Using MPICH P4 procgroup Files
If you’re using MPICH with a P4 procgroup file (by using the -p4pg option), you must use the same absolute path name in your procgroup file and on the mpirun command line. For example, if your procgroup file contains a different path name than that used in the mpirun command, even though this name resolves to the same executable, TotalView assumes that it is a different executable, which causes debugging problems.
The following example uses the same absolute path name on the TotalView command line and in the procgroup file:
% cat p4group
local 1 /users/smith/mympichexe
bigiron 2 /users/smith/mympichexe
% mpirun -p4pg p4group -tv /users/smith/mympichexe
In this example, TotalView does the following:
1. Reads the symbols from mympichexe only once.
2. Places MPICH processes in the same TotalView share group.
3. Names the processes mypichexe.0, mympichexe.1, mympichexe.2, and mympichexe.3.
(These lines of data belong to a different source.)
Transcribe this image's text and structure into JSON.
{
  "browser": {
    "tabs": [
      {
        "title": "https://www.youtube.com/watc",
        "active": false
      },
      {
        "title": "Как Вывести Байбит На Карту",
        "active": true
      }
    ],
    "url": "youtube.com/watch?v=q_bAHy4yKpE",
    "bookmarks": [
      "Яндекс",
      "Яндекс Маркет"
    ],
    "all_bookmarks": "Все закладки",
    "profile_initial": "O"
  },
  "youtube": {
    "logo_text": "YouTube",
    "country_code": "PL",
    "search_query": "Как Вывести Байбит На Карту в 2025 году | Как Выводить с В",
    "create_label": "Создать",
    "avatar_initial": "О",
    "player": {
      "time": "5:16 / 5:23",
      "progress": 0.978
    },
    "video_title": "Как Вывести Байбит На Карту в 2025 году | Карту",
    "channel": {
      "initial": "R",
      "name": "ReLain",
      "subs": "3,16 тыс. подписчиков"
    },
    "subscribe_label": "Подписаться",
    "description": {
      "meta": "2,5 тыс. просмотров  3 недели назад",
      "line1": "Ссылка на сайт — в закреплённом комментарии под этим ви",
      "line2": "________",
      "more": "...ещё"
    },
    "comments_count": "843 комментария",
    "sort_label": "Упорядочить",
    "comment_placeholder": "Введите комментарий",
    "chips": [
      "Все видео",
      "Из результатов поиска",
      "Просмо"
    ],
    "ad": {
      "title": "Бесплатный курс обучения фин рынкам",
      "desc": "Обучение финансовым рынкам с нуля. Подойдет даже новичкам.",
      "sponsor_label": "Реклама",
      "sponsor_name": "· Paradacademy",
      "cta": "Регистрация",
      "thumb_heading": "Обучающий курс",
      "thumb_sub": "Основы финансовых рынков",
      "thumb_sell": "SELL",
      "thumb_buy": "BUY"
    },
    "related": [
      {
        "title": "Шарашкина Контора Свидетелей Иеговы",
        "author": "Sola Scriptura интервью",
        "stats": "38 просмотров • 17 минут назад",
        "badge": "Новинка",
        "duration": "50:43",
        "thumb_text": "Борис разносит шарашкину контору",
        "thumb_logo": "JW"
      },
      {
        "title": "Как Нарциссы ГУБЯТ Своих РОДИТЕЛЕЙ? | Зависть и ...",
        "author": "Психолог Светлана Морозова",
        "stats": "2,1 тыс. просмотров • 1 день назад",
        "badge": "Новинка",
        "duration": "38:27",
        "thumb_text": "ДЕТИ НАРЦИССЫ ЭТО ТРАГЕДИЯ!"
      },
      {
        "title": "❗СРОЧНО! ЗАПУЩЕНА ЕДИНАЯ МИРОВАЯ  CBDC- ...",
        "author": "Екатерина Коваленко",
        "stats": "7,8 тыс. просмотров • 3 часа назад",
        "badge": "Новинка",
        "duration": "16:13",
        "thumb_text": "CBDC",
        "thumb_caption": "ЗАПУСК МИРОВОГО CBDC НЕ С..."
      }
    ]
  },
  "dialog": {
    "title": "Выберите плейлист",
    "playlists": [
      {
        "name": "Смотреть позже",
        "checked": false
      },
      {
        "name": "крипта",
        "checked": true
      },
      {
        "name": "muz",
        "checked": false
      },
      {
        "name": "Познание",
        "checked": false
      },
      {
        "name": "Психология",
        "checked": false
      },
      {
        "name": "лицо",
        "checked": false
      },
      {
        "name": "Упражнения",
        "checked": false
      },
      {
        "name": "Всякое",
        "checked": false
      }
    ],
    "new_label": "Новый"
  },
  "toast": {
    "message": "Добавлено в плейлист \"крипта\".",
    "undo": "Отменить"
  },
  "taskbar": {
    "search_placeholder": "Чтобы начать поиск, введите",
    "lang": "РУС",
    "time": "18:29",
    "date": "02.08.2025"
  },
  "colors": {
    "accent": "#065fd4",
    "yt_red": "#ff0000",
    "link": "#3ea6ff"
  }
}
If TotalView assigns names such as mympichexe<mympichexe>.0, a problem occurred and you need to compare the contents of your procgroup file and mpirun command line.
MPICH Debugging Tips
These debugging tips apply only to MPICH:
*Passing options to mpirun
You can pass options to TotalView using the MPICH mpirun command.
To pass options to TotalView when running mpirun, you can use the TOTALVIEW environment variable. For example, you can cause mpirun to invoke TotalView with the -no_stop_all option, as in the following C shell example:
setenv TOTALVIEW "totalview -no_stop_all"
*Using ch_p4
If you start remote processes with MPICH/ch_p4, you may need to change the way TotalView starts its servers.
By default, TotalView uses ssh to start its remote server processes. This is the same behavior as ch_p4 uses. If you configure ch_p4 to use a different startup mechanism from another process, you probably also need to change the way that TotalView starts the servers.